The exhibition will be held July 11–August 29, 2015.
Online purchasing will begin in mid-July.
Q: Where are you from originally and where are you now?
A: I am originally from Scio, NY, a small town in Western NY. I spent the past two years in Rochester, and now I am a first year graduate student at Alfred University.
Q: When did you realize you wanted to be a ceramic artist?
A: I was introduced to ceramics in high school, and fell in love with the material. However, I was not sure I wanted to pursue ceramics until after I took a ceramics class in undergrad.
Q: Did you make other types of artwork before finding ceramics? Do you currently make other work?
A: I have always enjoyed drawing, and still find forms of it important to my studio practice. In addition to working in ceramics, I also fold paper. I have recently begun to use black and white photography paper and digital photography as well.
Q: Do you have an artistic hero or an artist you look up to?

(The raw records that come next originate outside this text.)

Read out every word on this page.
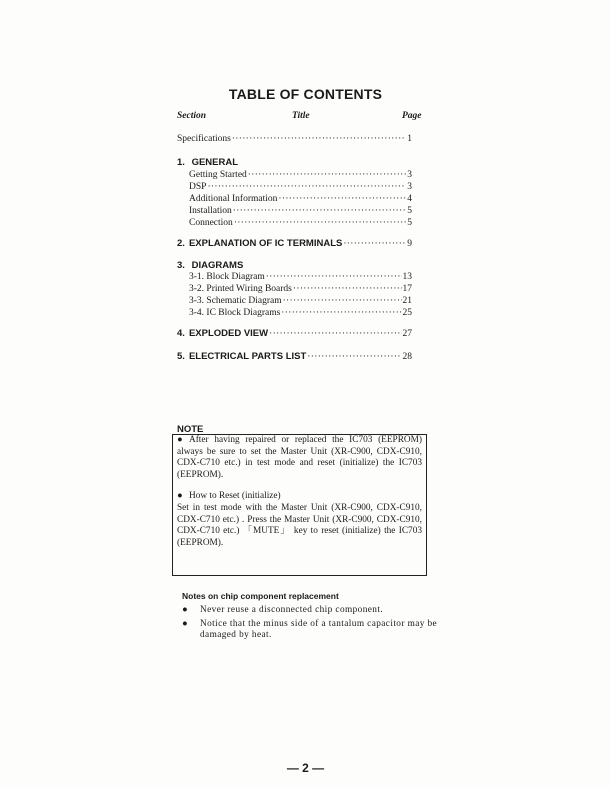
TABLE OF CONTENTS
Section	Title	Page
Specifications ·····	1
1. GENERAL
Getting Started ·····	3
DSP ·····	3
Additional Information ·····	4
Installation ·····	5
Connection ·····	5
2. EXPLANATION OF IC TERMINALS ·····	9
3. DIAGRAMS
3-1. Block Diagram ·····	13
3-2. Printed Wiring Boards ·····	17
3-3. Schematic Diagram ·····	21
3-4. IC Block Diagrams ·····	25
4. EXPLODED VIEW ·····	27
5. ELECTRICAL PARTS LIST ·····	28
NOTE

● After having repaired or replaced the IC703 (EEPROM) always be sure to set the Master Unit (XR-C900, CDX-C910, CDX-C710 etc.) in test mode and reset (initialize) the IC703 (EEPROM).

● How to Reset (initialize)

Set in test mode with the Master Unit (XR-C900, CDX-C910, CDX-C710 etc.) . Press the Master Unit (XR-C900, CDX-C910, CDX-C710 etc.) 「MUTE」 key to reset (initialize) the IC703 (EEPROM).

Notes on chip component replacement
●	Never reuse a disconnected chip component.
●	Notice that the minus side of a tantalum capacitor may be damaged by heat.
— 2 —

A: My favorite artist right now is Uta Barth. I think that her photographs are beautiful. I enjoy that her subject matter is visual perception. Someday, I would like to be able to use the subtleties of light and color as well as she does.

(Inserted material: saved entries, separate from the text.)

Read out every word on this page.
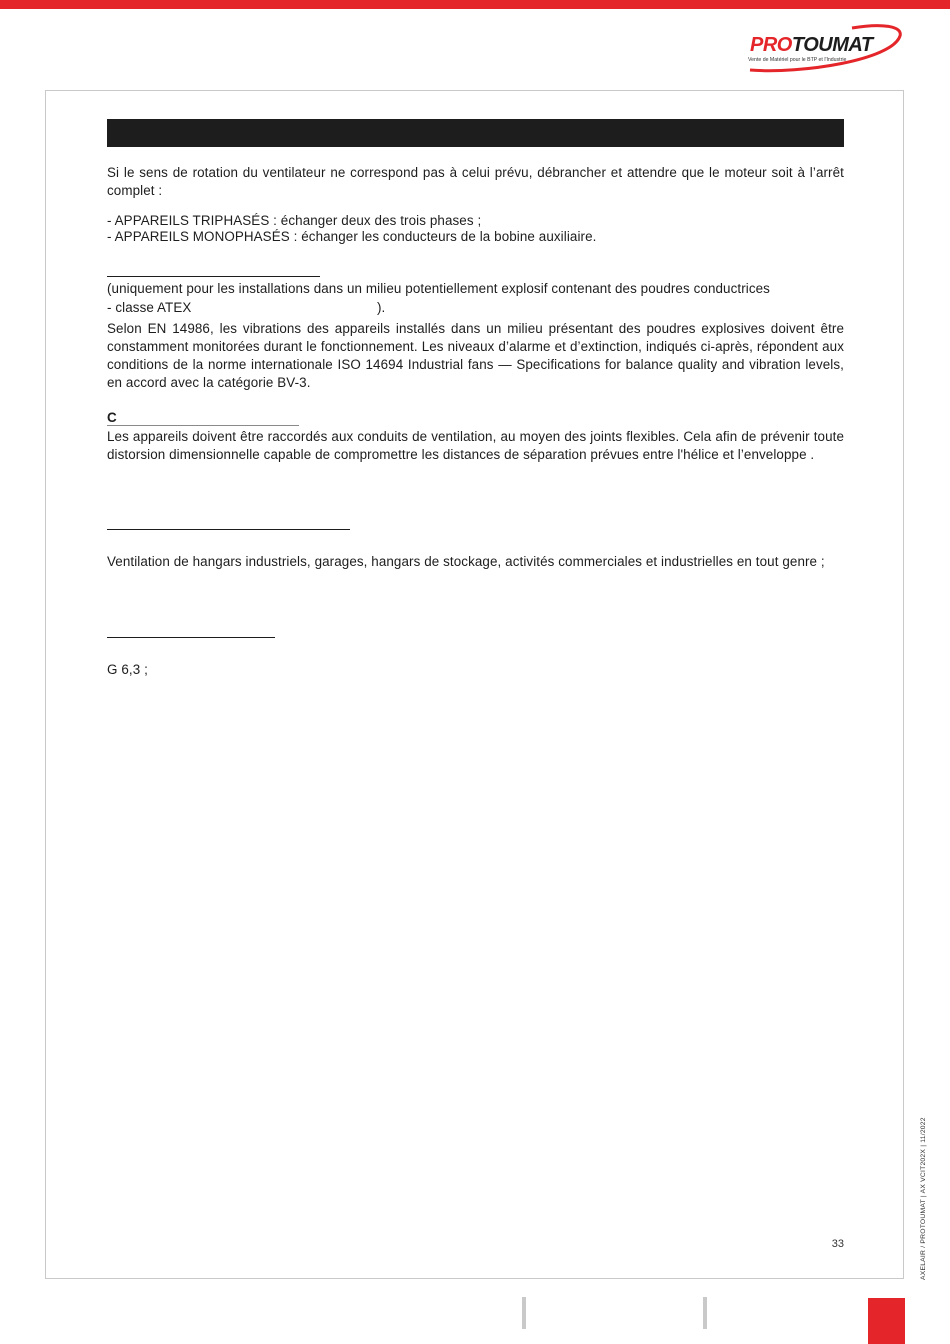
PROTOUMAT
Vente de Matériel pour le BTP et l'Industrie

Si le sens de rotation du ventilateur ne correspond pas à celui prévu, débrancher et attendre que le moteur soit à l’arrêt complet :

- APPAREILS TRIPHASÉS : échanger deux des trois phases ;

- APPAREILS MONOPHASÉS : échanger les conducteurs de la bobine auxiliaire.

(uniquement pour les installations dans un milieu potentiellement explosif contenant des poudres conductrices

- classe ATEX	).

Selon EN 14986, les vibrations des appareils installés dans un milieu présentant des poudres explosives doivent être constamment monitorées durant le fonctionnement. Les niveaux d’alarme et d’extinction, indiqués ci-après, répondent aux conditions de la norme internationale ISO 14694 Industrial fans — Specifications for balance quality and vibration levels, en accord avec la catégorie BV-3.

C

Les appareils doivent être raccordés aux conduits de ventilation, au moyen des joints flexibles. Cela afin de prévenir toute distorsion dimensionnelle capable de compromettre les distances de séparation prévues entre l'hélice et l’enveloppe .

Ventilation de hangars industriels, garages, hangars de stockage, activités commerciales et industrielles en tout genre ;

G 6,3 ;

33	AXELAIR / PROTOUMAT | AX VCIT202X | 11/2022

Q: What is your largest source of inspiration?
A: I am constantly inspired by my dad, who is a wood worker and furniture maker. I grew up in an environment where there was always a project happening. His attention to detail and level of craftsmanship push me to attain that same level of finish in my own work.
Q: Do you look forward to opening the kiln? Or do you wince at the thought of something going wrong in there?

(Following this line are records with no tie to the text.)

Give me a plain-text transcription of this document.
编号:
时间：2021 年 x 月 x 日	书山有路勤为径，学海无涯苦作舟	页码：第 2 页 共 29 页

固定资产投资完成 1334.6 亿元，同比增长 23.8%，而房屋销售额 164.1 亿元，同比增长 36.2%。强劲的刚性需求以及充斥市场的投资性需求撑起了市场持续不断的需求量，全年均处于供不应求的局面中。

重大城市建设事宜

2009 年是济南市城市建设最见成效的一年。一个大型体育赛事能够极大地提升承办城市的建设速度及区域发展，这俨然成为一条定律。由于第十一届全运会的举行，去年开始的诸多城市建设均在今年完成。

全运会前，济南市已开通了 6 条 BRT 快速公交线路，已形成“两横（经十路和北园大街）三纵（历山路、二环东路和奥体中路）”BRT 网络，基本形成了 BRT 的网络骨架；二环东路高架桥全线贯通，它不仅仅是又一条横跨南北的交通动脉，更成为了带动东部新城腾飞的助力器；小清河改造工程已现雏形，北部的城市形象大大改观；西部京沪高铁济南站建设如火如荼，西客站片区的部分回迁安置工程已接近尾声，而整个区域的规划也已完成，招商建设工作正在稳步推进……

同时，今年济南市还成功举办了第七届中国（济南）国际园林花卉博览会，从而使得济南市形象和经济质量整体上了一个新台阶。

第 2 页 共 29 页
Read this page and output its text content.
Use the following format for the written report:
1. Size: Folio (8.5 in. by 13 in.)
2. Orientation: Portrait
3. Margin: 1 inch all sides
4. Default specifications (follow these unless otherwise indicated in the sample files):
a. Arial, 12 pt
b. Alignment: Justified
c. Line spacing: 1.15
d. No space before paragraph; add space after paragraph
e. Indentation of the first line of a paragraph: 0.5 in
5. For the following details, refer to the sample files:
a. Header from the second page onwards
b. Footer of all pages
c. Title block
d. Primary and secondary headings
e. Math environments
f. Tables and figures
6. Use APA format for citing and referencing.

A: I think that opening the kiln is always a mix of excitement and fear. When I am waiting for a kiln to fire or cool, I usually have a lot of dreams, most of which are much more terrifying than anything that has actually come out of the kiln. One thing that drives making is striving to understand more about the ceramic process and overcome problems that may happen in the kiln.
Q: What is it like being a ceramic artist in Upstate NY?
A: I have been working as an artist in Western NY for the past couple of years. I have found there to be many institutions and individuals who are willing to support the exploration of a young artist. I feel grateful for this support. Also, I have enjoyed meeting many other artists in the area who are also supportive of each other. For me personally, it is nice to be close to the support of my family, and also part of this community.
Q: Where else are you showing your work this summer or fall?
A: I am currently in graduate school, so I am not focused on showing my work right now. I’m hoping to spend a lot of time in the studio this summer working out some ideas while school is not in session.
Q: Is there anything strange or unique that people might not know about you?
A: I don’t think there is anything too strange about me. I have recently begun to work in a darkroom, which I find to be a peaceful environment conducive to clear thinking.